Wytrwałość Xiaomi się opłaciła. Jego wyniki są godne pochwały, biorąc pod uwagę, że firma pojawiła się na rynku (indyjskim - przyp. red.) zaledwie trzy lata temu. Wiele czynników przyczyniło się do sukcesu Xiaomi, ale najważniejszym jest autonomia, jaką zapewniono indyjskiemu oddziałowi firmy, pozwalając prowadzić biznes lokalnie
- powiedział Ishan Dutt z firmy Canalys.
Czytaj też: Xiaomi Mi A1 trochę mnie zaskoczył. "Czysty" Android to tylko jedna z jego zalet [RECENZJA]
Canalys zaznacza też w swoim raporcie, że cały indyjski rynek smartfonów zanotował skromny, 6-procentowy wzrost, co było zgodne ze wcześniejszymi przewidywaniami analityków.
Obecnie rynek ten jest niemal zdominowany przez Xiaomi i Samsunga, którzy razem odpowiadają za ponad połowę sprzedanych smartfonów. Pierwsza z firm trzyma w rękach 27, a druga 25 proc. Daleko w tyle są kolejni producenci: Vivo, Oppo i Lenovo.

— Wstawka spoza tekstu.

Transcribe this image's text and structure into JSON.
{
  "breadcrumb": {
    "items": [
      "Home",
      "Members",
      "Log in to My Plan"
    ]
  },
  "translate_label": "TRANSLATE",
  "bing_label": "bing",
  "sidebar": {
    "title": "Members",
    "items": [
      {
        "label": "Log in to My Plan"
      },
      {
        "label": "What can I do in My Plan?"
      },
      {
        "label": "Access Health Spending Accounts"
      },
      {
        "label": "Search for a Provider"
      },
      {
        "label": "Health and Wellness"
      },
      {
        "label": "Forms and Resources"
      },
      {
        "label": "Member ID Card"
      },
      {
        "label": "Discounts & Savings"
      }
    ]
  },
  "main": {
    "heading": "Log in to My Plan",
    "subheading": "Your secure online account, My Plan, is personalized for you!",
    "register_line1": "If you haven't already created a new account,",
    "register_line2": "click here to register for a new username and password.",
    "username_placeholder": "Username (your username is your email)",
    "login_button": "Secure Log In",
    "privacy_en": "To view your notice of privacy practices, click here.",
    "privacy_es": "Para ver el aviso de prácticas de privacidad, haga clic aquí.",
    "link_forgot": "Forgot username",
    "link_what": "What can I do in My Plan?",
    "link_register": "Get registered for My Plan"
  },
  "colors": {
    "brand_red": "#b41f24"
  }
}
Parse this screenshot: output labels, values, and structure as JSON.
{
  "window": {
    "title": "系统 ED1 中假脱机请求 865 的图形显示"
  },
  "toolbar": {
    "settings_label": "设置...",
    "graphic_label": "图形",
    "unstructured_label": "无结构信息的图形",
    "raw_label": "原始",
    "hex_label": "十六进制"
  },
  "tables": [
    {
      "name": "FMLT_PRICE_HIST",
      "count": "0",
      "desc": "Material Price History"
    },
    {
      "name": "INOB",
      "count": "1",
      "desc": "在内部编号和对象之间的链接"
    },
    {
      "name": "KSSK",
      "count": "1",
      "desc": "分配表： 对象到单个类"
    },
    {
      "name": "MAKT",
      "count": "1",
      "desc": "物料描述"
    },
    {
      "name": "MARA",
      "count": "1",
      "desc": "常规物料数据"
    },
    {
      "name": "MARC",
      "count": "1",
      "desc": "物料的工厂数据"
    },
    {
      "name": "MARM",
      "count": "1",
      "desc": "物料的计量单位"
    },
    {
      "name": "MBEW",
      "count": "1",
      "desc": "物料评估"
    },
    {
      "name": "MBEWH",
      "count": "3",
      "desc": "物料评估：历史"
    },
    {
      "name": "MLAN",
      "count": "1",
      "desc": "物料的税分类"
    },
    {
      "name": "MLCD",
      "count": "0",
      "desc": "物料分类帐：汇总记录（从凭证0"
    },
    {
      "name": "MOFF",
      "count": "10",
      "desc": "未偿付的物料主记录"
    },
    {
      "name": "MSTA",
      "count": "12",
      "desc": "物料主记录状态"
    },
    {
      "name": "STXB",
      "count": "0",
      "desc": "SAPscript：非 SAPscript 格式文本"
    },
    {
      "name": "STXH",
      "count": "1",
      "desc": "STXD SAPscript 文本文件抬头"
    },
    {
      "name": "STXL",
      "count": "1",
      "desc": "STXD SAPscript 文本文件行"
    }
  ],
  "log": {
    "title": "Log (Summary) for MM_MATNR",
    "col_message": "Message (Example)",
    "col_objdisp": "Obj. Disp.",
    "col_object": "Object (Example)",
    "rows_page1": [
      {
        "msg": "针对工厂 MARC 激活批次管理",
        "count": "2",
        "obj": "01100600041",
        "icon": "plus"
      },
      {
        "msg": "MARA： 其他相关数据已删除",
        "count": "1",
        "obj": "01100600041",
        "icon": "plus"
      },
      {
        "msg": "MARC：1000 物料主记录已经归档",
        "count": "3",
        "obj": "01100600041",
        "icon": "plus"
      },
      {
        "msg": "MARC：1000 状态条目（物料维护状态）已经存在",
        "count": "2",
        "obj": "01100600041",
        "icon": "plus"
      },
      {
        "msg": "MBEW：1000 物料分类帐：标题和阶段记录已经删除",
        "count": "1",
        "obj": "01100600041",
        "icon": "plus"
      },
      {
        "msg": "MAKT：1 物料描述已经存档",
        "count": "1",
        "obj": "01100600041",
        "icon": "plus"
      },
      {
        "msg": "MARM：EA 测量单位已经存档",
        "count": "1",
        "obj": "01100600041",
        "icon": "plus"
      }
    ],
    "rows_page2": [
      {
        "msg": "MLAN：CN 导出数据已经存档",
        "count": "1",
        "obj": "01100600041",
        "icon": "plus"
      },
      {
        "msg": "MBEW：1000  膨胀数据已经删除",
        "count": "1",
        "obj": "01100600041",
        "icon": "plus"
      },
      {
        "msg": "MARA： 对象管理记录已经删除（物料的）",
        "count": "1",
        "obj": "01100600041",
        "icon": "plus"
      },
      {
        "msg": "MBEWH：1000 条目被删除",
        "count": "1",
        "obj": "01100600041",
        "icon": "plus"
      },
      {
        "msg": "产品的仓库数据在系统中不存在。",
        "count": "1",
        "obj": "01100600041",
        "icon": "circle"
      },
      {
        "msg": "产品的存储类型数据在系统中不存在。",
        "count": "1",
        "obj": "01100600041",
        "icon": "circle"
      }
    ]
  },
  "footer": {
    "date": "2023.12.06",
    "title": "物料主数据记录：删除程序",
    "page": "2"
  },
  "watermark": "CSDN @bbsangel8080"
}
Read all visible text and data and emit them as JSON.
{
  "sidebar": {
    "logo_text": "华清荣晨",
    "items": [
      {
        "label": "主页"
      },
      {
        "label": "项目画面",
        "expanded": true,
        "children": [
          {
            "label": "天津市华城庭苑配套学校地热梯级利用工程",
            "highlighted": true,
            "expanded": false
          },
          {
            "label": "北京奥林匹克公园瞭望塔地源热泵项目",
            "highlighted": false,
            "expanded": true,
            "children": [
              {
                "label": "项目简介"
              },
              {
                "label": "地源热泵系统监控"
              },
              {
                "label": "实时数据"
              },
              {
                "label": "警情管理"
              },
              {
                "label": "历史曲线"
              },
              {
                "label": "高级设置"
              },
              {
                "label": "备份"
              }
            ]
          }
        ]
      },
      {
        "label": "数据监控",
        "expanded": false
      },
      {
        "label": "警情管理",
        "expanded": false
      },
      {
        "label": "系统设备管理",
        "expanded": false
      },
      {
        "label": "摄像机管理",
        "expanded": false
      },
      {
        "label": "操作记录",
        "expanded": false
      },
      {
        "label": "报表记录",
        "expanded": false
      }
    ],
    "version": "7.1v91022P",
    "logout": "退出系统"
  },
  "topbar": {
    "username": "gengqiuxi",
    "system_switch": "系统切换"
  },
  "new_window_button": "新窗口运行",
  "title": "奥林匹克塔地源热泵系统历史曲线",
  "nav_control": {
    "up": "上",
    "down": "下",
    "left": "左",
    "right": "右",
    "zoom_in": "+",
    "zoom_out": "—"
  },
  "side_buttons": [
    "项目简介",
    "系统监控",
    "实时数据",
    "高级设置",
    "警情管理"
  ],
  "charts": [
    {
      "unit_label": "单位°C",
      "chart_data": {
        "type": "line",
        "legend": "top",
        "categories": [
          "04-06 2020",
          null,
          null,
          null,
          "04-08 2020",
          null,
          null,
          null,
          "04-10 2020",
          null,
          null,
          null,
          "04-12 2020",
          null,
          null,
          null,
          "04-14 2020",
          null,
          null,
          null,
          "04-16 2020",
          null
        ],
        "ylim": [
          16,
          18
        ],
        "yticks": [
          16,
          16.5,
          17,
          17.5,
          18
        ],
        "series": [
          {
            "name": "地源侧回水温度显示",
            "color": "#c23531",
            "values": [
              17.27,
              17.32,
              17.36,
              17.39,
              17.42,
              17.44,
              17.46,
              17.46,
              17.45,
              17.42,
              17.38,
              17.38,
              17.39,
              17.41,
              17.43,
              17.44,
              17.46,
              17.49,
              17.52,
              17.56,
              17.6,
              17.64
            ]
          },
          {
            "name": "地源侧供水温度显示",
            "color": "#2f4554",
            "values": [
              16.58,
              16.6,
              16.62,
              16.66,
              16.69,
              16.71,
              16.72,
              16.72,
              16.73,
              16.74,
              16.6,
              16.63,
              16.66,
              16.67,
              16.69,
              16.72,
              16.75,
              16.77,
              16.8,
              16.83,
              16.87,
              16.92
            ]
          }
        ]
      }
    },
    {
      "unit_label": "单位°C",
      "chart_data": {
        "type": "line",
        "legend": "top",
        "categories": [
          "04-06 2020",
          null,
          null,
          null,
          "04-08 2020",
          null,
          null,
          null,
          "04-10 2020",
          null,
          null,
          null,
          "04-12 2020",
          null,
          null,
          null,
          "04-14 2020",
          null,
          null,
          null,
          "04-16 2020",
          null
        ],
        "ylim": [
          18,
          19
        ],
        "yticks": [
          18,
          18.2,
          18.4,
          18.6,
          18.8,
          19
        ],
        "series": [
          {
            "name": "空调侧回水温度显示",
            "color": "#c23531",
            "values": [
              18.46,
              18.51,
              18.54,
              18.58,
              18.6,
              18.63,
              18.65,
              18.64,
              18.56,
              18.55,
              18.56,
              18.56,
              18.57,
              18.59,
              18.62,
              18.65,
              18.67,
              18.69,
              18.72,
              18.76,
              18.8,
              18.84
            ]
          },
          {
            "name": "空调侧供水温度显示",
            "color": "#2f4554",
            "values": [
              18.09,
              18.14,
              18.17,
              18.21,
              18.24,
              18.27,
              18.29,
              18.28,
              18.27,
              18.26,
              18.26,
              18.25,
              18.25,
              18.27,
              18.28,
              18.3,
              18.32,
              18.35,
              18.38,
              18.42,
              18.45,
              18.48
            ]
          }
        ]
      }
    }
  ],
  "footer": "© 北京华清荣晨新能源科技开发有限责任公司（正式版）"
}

Rewelacje te są zgodne z wyliczeniami innej firmy - Counterpoint. Podaje ona, że na pierwsze miejsce w 4. kwartale 2017 roku wdarło się Xiaomi z wynikiem 25 proc. Dalej mamy Samsunga (23 proc.) oraz Lenovo, Vivo i Oppo, każda z firm z wynikiem równym 6 proc.
Rynek smartfonów w Indiach Q4 2017 fot. Counterpoint
Jeśli spojrzeć na cały 2017 rok, zdaniem Counterpoint liderem jest Samsung z wynikiem 24 proc., a Xiaomi zajmuje drugą pozycję trzymając w rękach 19 proc. rynku. Niżej również są różnice, bo trzecie miejsce należy do Vivo (10 proc.), dalej mamy Oppo (8 proc.) i dopiero na 5. pozycji Lenovo (7 proc.).
Rynek smartfonów w Indiach 2017 rok fot. Counterpoint
Na doniesienia szybko zareagował Samsung, który wyjaśnia, że z wyliczeniami Canalys nie można się zgodzić. Zdaniem Koreańczyków to Samsung jest wciąż największym producentem smartfonów w Indiach i ma na to dowody.
Podaje tutaj raporty GfK, który twierdzi, że koreański koncern wysoko prowadzi z wynikiem aż 40 proc. udziału w indyjskim rynku. Przyczyną różnicy w wynikach firm mógłby być fakt, że Canalys bierze pod uwagę egzemplarze dostarczone do sklepów, a GfK faktycznie sprzedane.
W tym przypadku ciężko jednak jednoznacznie stwierdzić kto ma rację, bo rozbieżności są bardzo duże. Tak czy owak, zarówno chiński, jak i koreański gigant może być zadowolony z popularności swoich smartfonów w Indiach. Reszta stawki jest bardzo daleko w tyle.